As the Legislature considers whether to set up a superagency to handle all transportation issues in Los Angeles County, cities that run their own bus lines, with Torrance in the lead, are scrambling to protect their turf.
Despite assurances from legislators that the smaller bus lines are not the target of the reorganization effort, municipal officials are fearful that their bus operations--a highly visible source of civic pride--might lose out if the Legislature creates such an agency.
The Torrance City Council unanimously passed a resolution last week urging the Legislature to "protect the integrity and independence of the municipal bus operators."
Torrance City Councilman Mark Wirth, as well as council members from Gardena and Santa Monica, have testified before legislative committees in opposition to any move that would threaten local bus operations.
Last week, municipal bus officials from those cities and Long Beach, Culver City, Commerce and Norwalk met in Torrance to coordinate efforts and come up with similar statements on the proposed agency.
All in Agreement
"Everyone agreed that they would go back to their respective councils with the same thing," said Arthur Horkay, Torrance's transportation director.
The proposal for a superagency stems from what some in the Legislature see as overlapping and conflicting responsibilities involving the Southern California Rapid Transit District and the county Transportation Commission.
The RTD, which has been plagued for months by reports of inefficiency and mismanagement, runs a countywide bus system and is preparing to build the massive Metro Rail project connecting downtown Los Angeles and the San Fernando Valley. The RTD board of directors is made up of the five county supervisors, two representatives of the mayor of Los Angeles and four delegates selected by other cities.
The Transportation Commission also has a dual role, allocating transit funds from the Proposition A half-cent sales tax to cities throughout the county and building a light rail line from Los Angeles to Long Beach. The commission is made up of the five county supervisors, the mayor of Los Angeles, a member appointed by the mayor, one member each from the Los Angeles and Long Beach city councils, two representatives of the League of California Cities and a nonvoting representative of Caltrans.
In addition, both agencies, as well as the Southern California Assn. of Governments, have planning and research divisions for transportation issues.
"The focus (of the legislative proposals) is primarily the Transportation Commission, RTD and Southern California Assn. of Governments and the triplication of effort that occurs between them in planning--and the lack of overall planning," said Richard Katz (D--Panorama City), chairman of the Assembly Transportation Committee.

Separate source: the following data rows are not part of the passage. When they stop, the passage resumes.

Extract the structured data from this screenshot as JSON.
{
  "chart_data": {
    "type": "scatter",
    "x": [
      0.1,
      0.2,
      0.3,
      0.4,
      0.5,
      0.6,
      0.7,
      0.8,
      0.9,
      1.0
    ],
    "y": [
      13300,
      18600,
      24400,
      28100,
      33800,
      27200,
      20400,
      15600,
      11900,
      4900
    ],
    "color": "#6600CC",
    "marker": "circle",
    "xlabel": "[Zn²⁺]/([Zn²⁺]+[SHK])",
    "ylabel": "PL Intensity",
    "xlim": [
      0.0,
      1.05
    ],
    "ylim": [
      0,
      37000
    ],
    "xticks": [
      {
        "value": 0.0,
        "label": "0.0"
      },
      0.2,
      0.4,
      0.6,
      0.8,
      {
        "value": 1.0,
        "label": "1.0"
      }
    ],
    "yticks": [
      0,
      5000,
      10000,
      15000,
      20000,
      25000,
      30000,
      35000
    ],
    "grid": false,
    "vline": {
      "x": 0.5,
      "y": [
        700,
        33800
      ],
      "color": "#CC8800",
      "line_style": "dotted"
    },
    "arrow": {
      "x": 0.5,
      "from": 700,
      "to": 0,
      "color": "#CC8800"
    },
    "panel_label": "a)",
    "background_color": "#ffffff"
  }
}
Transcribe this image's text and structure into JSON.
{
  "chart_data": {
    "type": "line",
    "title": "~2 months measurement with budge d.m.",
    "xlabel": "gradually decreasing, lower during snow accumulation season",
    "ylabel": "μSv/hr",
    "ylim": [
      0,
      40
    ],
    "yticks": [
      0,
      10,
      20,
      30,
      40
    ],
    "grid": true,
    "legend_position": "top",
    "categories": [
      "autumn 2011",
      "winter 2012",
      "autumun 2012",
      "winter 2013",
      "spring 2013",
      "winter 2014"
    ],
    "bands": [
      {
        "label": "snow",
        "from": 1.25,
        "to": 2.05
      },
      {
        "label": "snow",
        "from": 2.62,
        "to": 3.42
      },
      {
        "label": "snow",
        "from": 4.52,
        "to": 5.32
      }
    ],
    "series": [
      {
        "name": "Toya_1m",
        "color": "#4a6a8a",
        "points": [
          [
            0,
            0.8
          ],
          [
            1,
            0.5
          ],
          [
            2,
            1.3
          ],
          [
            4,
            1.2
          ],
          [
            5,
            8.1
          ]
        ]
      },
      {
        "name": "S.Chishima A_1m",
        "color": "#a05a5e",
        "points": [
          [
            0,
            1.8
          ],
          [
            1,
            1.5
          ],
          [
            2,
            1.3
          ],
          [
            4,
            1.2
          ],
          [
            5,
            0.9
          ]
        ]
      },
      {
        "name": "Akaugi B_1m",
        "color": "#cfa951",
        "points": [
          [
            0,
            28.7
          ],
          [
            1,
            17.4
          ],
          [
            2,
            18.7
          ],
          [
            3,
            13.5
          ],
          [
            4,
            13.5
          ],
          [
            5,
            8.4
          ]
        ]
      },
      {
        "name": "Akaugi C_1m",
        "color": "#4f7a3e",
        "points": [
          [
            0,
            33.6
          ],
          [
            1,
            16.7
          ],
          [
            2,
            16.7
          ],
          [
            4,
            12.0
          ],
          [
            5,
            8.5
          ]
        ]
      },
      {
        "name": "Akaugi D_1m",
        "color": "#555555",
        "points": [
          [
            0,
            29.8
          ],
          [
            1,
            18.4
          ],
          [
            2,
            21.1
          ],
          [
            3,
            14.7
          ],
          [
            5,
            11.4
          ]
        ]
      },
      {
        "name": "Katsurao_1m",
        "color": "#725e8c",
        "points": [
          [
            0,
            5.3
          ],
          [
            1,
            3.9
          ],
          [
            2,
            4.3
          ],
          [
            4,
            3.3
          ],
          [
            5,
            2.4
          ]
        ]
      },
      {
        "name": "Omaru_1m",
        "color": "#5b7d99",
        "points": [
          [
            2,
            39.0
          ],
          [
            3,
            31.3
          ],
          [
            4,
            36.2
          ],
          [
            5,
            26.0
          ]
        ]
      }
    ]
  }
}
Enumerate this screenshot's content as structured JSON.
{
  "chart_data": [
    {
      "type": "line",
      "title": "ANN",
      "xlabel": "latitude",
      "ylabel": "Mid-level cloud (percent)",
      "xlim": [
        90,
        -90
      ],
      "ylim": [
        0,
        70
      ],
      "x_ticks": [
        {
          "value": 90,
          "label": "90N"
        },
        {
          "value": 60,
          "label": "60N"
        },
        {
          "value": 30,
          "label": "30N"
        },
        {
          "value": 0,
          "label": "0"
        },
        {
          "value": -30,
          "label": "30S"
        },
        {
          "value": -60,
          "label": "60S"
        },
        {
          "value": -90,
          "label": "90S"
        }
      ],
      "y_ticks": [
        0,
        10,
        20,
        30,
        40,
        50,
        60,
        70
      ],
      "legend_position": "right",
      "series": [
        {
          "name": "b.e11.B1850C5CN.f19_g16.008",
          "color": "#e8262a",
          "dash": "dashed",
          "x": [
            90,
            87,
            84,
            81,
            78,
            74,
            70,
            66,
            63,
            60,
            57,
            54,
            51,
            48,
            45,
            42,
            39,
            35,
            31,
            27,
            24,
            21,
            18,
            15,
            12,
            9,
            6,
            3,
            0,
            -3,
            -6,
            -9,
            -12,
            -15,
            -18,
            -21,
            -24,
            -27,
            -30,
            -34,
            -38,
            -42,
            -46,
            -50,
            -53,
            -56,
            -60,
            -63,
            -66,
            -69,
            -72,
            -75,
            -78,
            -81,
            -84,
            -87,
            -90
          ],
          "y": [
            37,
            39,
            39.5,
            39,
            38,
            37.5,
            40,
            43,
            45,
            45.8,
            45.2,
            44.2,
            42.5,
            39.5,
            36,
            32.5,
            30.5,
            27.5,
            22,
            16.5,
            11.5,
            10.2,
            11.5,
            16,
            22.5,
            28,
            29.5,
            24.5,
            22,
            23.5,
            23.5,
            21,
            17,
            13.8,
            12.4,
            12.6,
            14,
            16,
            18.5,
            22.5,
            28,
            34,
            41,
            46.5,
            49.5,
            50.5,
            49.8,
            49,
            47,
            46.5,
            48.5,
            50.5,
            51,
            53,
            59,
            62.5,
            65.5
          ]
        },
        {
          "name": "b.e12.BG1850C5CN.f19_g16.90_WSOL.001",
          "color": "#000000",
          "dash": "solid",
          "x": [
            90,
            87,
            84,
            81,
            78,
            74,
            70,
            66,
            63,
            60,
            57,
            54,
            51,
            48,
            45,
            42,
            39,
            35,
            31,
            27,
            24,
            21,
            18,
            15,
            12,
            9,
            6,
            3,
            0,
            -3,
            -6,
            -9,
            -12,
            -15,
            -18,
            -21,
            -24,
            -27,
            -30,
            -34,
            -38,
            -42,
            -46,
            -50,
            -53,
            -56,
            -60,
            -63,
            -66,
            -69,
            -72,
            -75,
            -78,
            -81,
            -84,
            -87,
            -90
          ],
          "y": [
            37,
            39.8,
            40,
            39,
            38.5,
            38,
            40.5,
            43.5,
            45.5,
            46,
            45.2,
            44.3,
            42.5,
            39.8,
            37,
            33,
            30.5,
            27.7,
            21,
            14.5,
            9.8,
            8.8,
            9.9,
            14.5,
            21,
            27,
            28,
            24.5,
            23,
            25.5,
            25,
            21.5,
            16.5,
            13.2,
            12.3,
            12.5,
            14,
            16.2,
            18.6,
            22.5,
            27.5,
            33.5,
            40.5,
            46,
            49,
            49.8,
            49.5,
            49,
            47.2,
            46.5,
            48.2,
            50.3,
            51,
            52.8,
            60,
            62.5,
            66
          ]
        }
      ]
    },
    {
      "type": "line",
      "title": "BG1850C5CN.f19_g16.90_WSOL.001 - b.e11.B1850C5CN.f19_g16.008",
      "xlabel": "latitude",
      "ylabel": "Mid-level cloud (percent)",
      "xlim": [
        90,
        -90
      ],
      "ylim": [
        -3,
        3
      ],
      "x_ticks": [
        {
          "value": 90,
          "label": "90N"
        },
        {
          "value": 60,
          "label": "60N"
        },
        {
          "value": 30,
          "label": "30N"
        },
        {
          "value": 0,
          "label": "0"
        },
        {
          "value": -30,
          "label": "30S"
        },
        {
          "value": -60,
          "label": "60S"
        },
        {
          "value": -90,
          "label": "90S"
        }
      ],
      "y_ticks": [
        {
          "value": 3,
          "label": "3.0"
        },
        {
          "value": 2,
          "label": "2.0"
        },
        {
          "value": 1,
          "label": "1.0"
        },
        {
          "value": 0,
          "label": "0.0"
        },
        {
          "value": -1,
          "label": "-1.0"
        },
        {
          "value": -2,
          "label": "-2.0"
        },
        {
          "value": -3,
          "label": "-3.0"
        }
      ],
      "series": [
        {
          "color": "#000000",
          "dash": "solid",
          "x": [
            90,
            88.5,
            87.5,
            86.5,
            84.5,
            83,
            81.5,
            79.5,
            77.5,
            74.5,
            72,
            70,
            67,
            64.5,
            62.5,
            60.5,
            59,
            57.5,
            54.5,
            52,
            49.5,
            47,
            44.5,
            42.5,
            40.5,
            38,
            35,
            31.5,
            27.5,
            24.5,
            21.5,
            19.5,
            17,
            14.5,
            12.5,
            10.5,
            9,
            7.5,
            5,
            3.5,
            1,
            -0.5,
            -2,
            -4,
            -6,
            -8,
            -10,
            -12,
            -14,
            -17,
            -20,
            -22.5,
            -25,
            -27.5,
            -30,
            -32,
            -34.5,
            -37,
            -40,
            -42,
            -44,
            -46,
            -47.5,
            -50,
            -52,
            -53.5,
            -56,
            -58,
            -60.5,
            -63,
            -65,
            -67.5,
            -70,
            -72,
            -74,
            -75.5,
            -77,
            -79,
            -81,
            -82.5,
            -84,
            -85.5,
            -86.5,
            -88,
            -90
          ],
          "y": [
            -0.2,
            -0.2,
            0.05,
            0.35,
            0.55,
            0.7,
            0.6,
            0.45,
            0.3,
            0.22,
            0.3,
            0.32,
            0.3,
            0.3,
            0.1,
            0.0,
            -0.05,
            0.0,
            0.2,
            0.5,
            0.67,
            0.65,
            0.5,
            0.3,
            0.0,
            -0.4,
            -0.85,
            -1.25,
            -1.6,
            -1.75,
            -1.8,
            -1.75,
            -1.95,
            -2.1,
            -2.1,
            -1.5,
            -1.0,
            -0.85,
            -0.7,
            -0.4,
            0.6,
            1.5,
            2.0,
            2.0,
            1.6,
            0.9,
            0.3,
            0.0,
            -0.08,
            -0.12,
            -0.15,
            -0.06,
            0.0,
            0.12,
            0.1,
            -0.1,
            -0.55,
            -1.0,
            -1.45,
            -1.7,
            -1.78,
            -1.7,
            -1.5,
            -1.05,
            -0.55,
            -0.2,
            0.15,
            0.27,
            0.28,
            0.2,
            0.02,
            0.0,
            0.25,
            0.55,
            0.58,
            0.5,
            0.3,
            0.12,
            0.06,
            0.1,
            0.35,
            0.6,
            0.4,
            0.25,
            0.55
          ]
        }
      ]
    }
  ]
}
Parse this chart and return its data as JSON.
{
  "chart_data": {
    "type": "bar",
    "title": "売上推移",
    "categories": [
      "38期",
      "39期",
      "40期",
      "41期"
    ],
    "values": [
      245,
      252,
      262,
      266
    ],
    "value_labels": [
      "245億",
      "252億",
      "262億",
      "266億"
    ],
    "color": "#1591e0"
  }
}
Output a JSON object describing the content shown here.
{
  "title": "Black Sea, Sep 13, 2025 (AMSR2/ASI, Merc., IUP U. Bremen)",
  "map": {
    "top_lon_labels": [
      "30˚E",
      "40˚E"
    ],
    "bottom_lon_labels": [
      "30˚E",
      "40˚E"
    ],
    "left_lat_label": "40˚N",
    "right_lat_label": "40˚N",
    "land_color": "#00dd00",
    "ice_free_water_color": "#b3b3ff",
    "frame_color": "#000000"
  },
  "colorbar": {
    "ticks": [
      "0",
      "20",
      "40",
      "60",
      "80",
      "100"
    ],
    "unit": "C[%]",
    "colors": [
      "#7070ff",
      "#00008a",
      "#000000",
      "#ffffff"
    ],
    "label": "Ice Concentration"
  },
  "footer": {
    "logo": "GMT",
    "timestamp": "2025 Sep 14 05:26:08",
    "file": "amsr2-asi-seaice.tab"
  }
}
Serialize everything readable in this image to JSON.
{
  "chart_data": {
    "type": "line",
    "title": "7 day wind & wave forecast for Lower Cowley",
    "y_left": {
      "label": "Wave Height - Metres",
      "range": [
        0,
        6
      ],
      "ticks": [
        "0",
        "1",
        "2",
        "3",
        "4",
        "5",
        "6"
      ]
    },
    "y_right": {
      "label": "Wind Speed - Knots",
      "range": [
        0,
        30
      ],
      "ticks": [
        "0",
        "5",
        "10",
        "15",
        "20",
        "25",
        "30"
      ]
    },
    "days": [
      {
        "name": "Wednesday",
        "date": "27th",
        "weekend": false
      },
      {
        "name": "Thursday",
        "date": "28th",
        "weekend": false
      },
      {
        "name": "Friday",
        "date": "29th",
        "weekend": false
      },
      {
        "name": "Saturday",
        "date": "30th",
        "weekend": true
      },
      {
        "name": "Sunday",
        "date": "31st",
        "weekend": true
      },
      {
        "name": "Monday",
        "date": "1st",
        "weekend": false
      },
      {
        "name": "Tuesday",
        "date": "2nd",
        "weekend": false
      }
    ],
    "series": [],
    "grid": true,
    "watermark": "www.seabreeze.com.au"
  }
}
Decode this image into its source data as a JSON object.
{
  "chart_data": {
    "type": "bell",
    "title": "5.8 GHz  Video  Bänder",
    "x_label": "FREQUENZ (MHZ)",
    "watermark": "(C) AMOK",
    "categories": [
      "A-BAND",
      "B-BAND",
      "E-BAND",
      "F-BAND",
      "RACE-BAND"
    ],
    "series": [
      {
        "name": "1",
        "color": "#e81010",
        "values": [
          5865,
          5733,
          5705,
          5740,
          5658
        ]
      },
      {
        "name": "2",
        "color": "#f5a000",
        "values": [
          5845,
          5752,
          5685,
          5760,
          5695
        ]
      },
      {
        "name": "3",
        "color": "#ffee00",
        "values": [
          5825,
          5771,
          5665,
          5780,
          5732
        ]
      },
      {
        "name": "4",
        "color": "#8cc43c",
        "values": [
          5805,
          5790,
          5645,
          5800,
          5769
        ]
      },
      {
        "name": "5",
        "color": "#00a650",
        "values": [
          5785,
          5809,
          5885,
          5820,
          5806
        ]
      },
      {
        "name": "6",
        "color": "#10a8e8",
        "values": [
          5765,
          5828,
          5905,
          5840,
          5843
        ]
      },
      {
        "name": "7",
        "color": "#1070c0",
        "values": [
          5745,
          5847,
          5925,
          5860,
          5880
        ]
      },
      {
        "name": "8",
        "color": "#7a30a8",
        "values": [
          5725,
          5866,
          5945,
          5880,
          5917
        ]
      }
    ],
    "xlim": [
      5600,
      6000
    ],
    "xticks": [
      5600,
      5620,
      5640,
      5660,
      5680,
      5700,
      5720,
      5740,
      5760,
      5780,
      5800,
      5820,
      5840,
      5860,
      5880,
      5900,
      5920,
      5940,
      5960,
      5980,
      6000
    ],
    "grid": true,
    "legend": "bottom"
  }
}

Details of Katz' proposal will not be released for a week, but Los Angeles Mayor Tom Bradley has opposed any superagency on the ground that creation of a new legal entity might provide an opening for the Reagan Administration, which is hostile to Metro Rail, to deny additional funds for the project.
While expressing reservations about its impact on their bus lines, some officials in the smaller cities applaud the concept of a super-agency.
"Our position is that the (RTD and Transportation Commission) . . . do not function well. It results not only in gridlock but also turflock," said Gardena City Councilman Jim Cragin. "Elected officials are all protecting their own little turf."
Despite Katz' statement that the creation of a superagency is not intended to curtail the smaller bus lines, he conceded that any superagency might examine areas where municipal bus operations and the RTD both have routes.
'Doesn't Seem Efficient'
"That doesn't seem very efficient to me," he said. "Do you eliminate the small companies?" Katz said he would prefer to restrict the RTD.
In the scheme of things, RTD, with 488 million boardings during the 12-month period ending in June, is the elephant. The 12 municipal bus companies for which county Transportation Commission keeps figures, are the mice, with 55 million boardings altogether in the same period.
But, officials of the smaller bus lines say, they get more transportation for their dollar than RTD does and their operations are the object of far fewer complaints proportionately.
In Long Beach, market surveys show that riders and the community at large like the municipal bus service, according to Jack Gabig, Long Beach Transit planning director.
Said Jack Hutchison, who directs Santa Monica's bus system: "We have a long history and a very successful history. By almost any measure, everyone would agree that we are doing a good job. We want to retain the local control that exists. We think it works well."